State of the Arts
Traditional weddings are filled with, well, traditions. Heterosexual rituals, that is, which don’t necessarily make sense in same-sex ceremonies. Watching some of her gay friends getting civil unions and, now, having weddings, Vermonter C.D. Mattison  got to thinking: Forget “something borrowed…” What about creating a unique way to commemorate these events?
“I wanted to create a new tradition, especially for gay people,” says the South Hero resident and creative director for the online company YLighting . The result of her efforts is an online company called Holden Marks  and a collection of “wedding coins” — small medallions that “every member of the wedding party could take home with them as a memento of the ceremony,” Mattison says. The pieces, crafted by Vermont’s Danforth Pewterers , can be inscribed with the couple’s names and wedding date, along with a message.

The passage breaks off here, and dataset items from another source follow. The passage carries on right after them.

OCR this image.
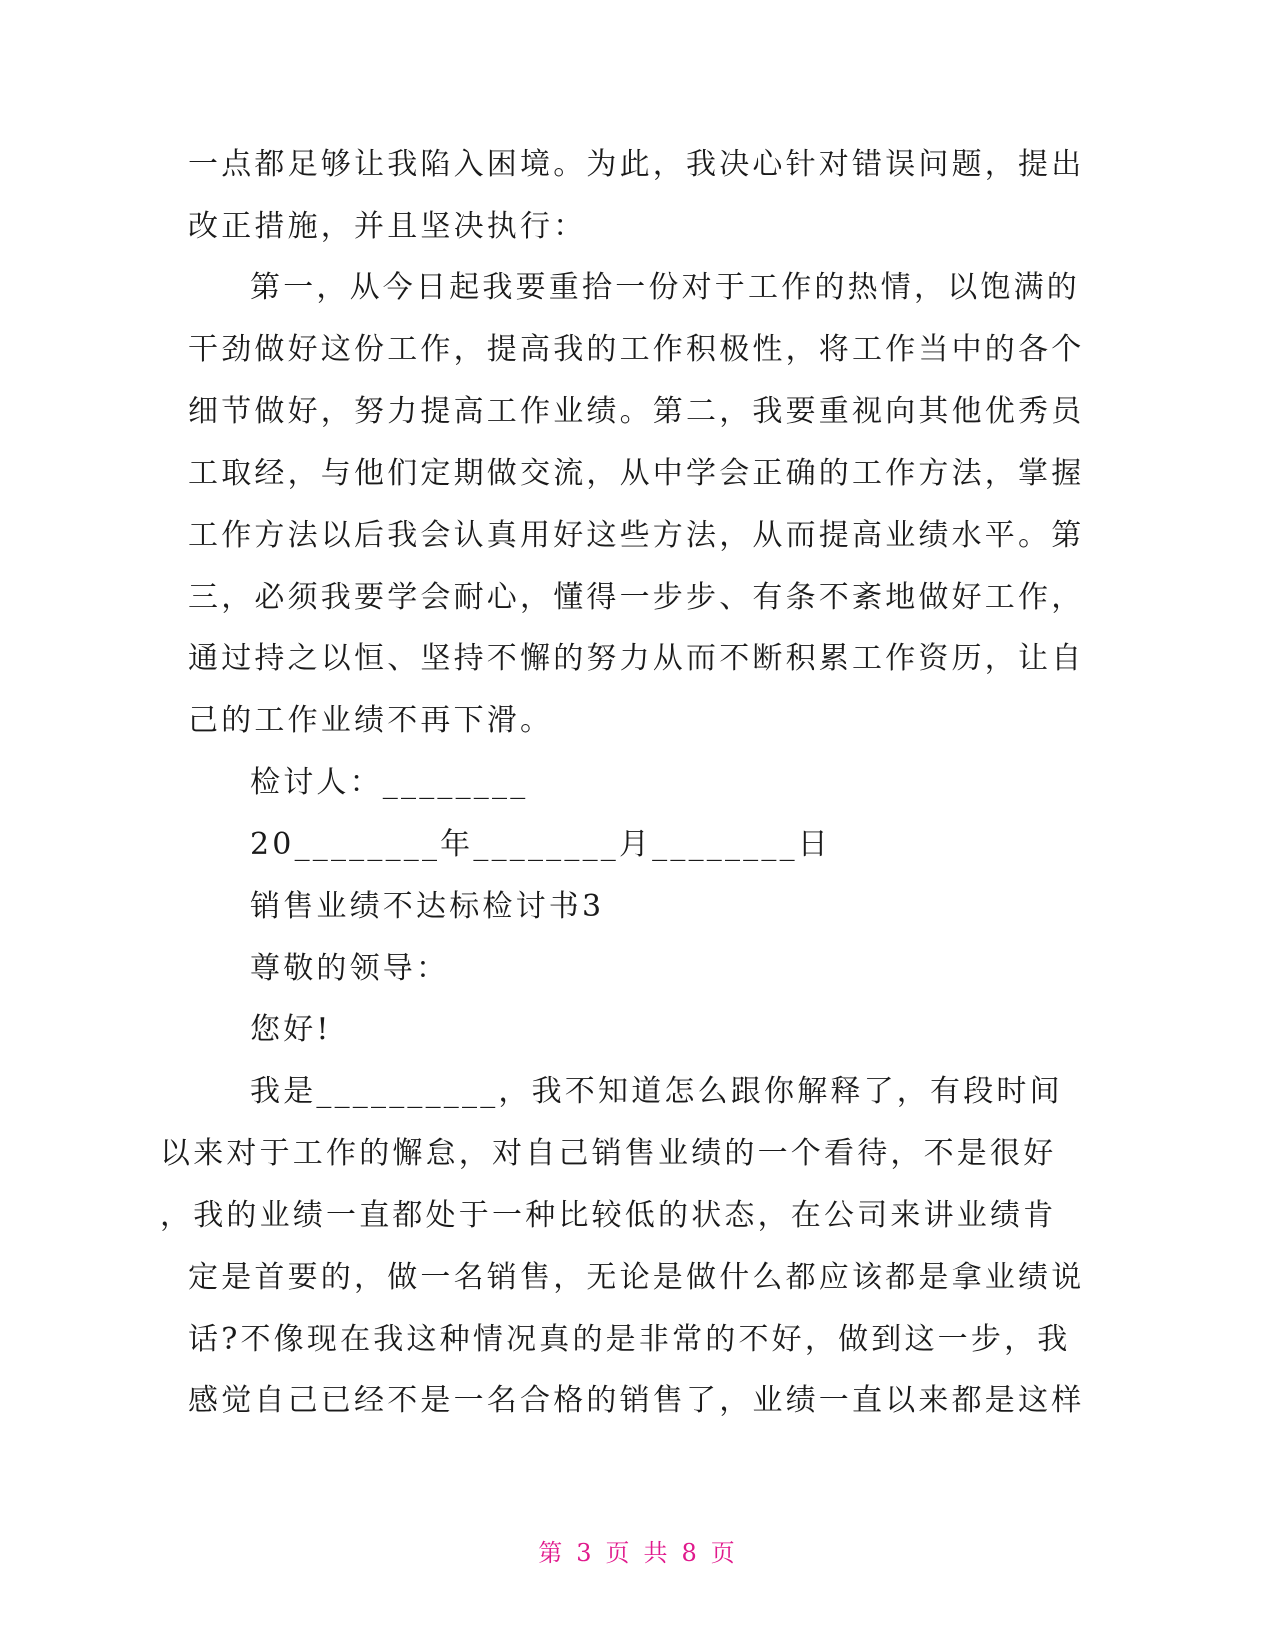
一点都足够让我陷入困境。为此，我决心针对错误问题，提出
改正措施，并且坚决执行：
第一，从今日起我要重拾一份对于工作的热情，以饱满的
干劲做好这份工作，提高我的工作积极性，将工作当中的各个
细节做好，努力提高工作业绩。第二，我要重视向其他优秀员
工取经，与他们定期做交流，从中学会正确的工作方法，掌握
工作方法以后我会认真用好这些方法，从而提高业绩水平。第
三，必须我要学会耐心，懂得一步步、有条不紊地做好工作，
通过持之以恒、坚持不懈的努力从而不断积累工作资历，让自
己的工作业绩不再下滑。
检讨人：________
20________年________月________日
销售业绩不达标检讨书3
尊敬的领导：
您好!
我是__________，我不知道怎么跟你解释了，有段时间
以来对于工作的懈怠，对自己销售业绩的一个看待，不是很好
，我的业绩一直都处于一种比较低的状态，在公司来讲业绩肯
定是首要的，做一名销售，无论是做什么都应该都是拿业绩说
话?不像现在我这种情况真的是非常的不好，做到这一步，我
感觉自己已经不是一名合格的销售了，业绩一直以来都是这样
第 3 页 共 8 页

But Mattison didn’t stop there. She has designed pieces for “all the important moments in our lives: graduations, new babies, blended families — they’re all getting married to each other, not just the grownups,” she says. One medallion depicts a broad-branched tree; another made of three conjoined “whooshes” recalls the renewable-energy symbol; another looks like a Celtic knot. A square piece patterned after kinte cloth is “for African American weddings,” Mattison notes.
Holden Marks has also partnered with White Knot for Equality , a national nonprofit devoted to marriage equality. The California-based organization’s apt slogan is “Everyone should have the right to tie the knot.” Holden Marks creates knot-like pins — à la the ribbons associated with other grassroots campaigns — jewelry and key chains that are sold on the White Knot website as well as its own.
Mattison approached Danforth to manufacture her products because, she says simply, “I love Danforth and I love Vermont — it was important to me to make our products here.” When she visited the company’s factory, “It just all came together,” Mattison remembers. “They have a legacy going back to the 18th century. I knew it would be a quality heirloom.”
Mattison is planning to send wedding coins to a gay male couple featured in the Winter 2010 issue of Martha Stewart Weddings. From individuals who have actually purchased Holden Marks mementos, the response has been “really positive,” she says. “One woman bought a White Knot ornament for Christmas; she’s straight, and she said she was going to buy the coins for her wedding in the spring. I’m happy it’s not just a gay thing.”
Some hetero women are buying the keepsakes for their husbands, Mattison notes. “The wedding date is on it,” she points out, “so you can never forget your anniversary.”